Currently, the United Nations is attempting to convene another summit on global climate change before the end of next year. World leaders are optimistic that this new agreement will be more successful than Kyoto, because the nations of the world are far more aware of the threat being faced this time around.
As UN climate panel chief Rajendra Pachauri puts it, “There's a question of national prestige involved...if this momentum continues you will get an agreement that is not too full of compromises.” Even China, traditionally resistant to international pressure, is expected to support new climate regulations, as data models predict its food supply could take a massive hit should global warming trends continue.
But it may turn out that, by the end of next year, a new global climate agreement is no longer needed. From all sectors of the economy, businesses are turning to greener practices without the government’s prod. Dell, the 2nd largest computer manufacturer in the world, recently adopted a fistful of eco-friendly measures. Box store giant Wal-Mart sponsored a sustainable design contest, and even mutual funds have turned their eye toward increased environmental responsibility.
But perhaps the most impressive measures have been taking by world banking leader HSBC, which has invested in a five-year, $100-million-dollar program to educate employees on how the economics of the environment affects their bottom line.
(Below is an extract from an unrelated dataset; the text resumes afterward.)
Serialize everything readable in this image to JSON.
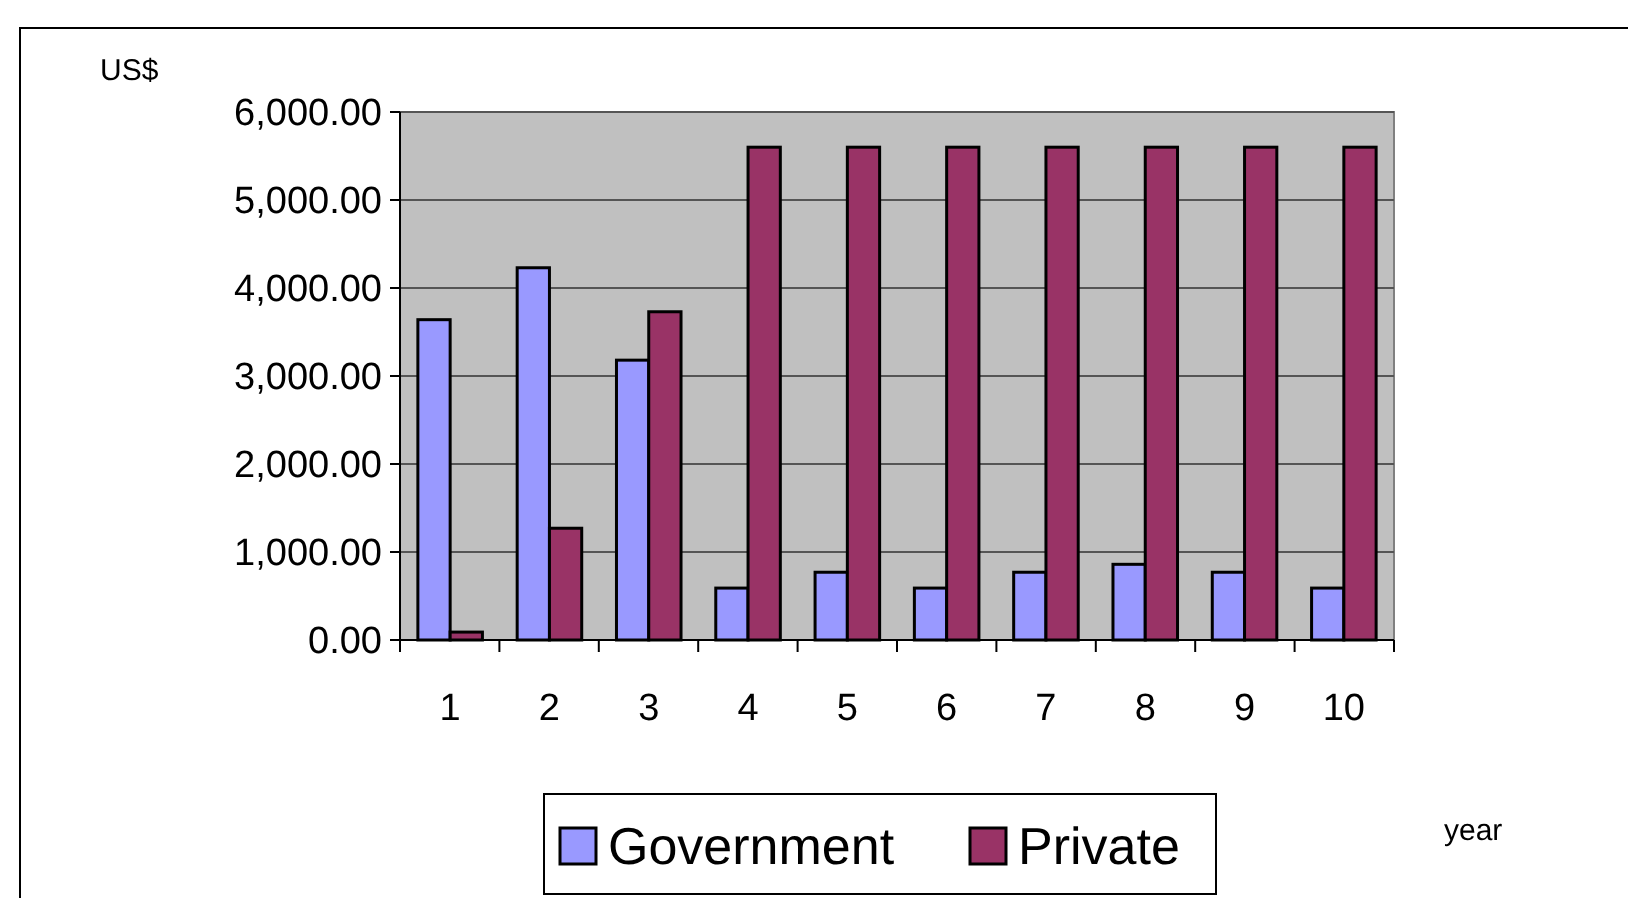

Twelve-person teams of HSBC employees are sent out into the woods to assist Smithsonian Institute researchers in carrying out a study of the forests.
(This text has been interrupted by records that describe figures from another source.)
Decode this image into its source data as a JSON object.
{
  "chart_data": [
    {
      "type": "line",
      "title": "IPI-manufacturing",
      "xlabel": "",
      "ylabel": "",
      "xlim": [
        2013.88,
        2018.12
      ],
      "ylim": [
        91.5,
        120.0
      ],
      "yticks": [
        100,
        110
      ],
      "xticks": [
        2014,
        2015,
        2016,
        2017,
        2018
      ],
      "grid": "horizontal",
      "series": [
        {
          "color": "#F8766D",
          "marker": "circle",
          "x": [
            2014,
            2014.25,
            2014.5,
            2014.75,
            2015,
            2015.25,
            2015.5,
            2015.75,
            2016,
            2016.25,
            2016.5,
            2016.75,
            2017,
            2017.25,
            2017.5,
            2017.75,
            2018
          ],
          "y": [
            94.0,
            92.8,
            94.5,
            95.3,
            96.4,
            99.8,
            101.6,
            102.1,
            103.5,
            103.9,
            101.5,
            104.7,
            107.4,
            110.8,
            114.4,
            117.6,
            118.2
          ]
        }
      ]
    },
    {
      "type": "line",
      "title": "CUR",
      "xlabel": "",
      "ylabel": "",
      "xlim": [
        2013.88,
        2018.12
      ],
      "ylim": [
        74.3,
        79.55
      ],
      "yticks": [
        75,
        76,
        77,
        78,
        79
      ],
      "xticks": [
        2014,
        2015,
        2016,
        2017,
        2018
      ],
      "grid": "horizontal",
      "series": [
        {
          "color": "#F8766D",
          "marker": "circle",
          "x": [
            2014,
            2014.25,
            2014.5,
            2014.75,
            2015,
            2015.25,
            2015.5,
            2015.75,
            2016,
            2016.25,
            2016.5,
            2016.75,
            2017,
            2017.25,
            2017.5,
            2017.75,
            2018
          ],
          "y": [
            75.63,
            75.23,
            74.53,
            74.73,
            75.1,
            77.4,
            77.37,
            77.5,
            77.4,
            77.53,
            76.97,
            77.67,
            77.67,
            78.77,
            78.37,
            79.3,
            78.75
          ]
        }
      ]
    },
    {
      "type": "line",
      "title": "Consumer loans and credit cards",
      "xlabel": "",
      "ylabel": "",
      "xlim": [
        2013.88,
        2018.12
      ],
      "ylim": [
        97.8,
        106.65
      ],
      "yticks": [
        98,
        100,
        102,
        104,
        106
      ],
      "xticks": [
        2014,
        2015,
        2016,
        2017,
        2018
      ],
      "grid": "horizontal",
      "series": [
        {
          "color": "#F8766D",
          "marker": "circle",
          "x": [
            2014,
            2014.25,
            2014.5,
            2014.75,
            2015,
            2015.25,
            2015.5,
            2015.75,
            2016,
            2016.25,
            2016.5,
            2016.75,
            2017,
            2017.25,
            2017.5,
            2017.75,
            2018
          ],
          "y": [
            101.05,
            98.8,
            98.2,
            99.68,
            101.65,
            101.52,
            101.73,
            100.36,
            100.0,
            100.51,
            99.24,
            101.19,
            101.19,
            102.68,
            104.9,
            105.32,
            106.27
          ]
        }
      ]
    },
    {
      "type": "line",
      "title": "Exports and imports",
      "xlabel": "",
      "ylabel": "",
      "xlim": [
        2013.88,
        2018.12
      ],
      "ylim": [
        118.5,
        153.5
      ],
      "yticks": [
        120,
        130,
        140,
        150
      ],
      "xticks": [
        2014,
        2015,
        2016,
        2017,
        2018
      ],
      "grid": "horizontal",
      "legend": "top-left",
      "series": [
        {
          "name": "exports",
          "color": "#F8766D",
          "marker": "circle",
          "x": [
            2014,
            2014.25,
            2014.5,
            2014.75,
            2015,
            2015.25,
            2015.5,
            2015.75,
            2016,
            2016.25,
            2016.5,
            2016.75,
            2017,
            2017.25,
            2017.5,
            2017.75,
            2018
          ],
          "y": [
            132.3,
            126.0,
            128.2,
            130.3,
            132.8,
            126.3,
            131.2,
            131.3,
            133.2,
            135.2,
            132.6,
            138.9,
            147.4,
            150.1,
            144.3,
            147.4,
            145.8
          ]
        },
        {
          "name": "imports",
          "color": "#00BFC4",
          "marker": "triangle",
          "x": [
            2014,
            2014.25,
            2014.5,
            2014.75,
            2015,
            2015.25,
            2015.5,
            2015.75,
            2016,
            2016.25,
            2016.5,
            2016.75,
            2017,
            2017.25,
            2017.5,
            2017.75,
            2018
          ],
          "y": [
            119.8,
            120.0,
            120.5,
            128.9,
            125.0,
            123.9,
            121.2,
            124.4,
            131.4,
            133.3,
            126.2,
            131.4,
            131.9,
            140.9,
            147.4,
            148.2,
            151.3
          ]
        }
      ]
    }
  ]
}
As one participant put it, “We have an expression in banking: one nickel a million times over is a lot of money. Now my new saying is, ‘One ream of paper a million times over is a lot of trees.’” This level of hands-on education may not only lead HSBC to become one of the most environmentally-aware companies in the world, but may also encourage its employees to bring that consciousness into their lives outside the office.
So what say you, gentle readers of the Internet? Will the next global summit on climate change lead the way in establishing worldwide sustainability? Or will nimbler, market-driven private industry prove the trailblazer in establishing a greener future?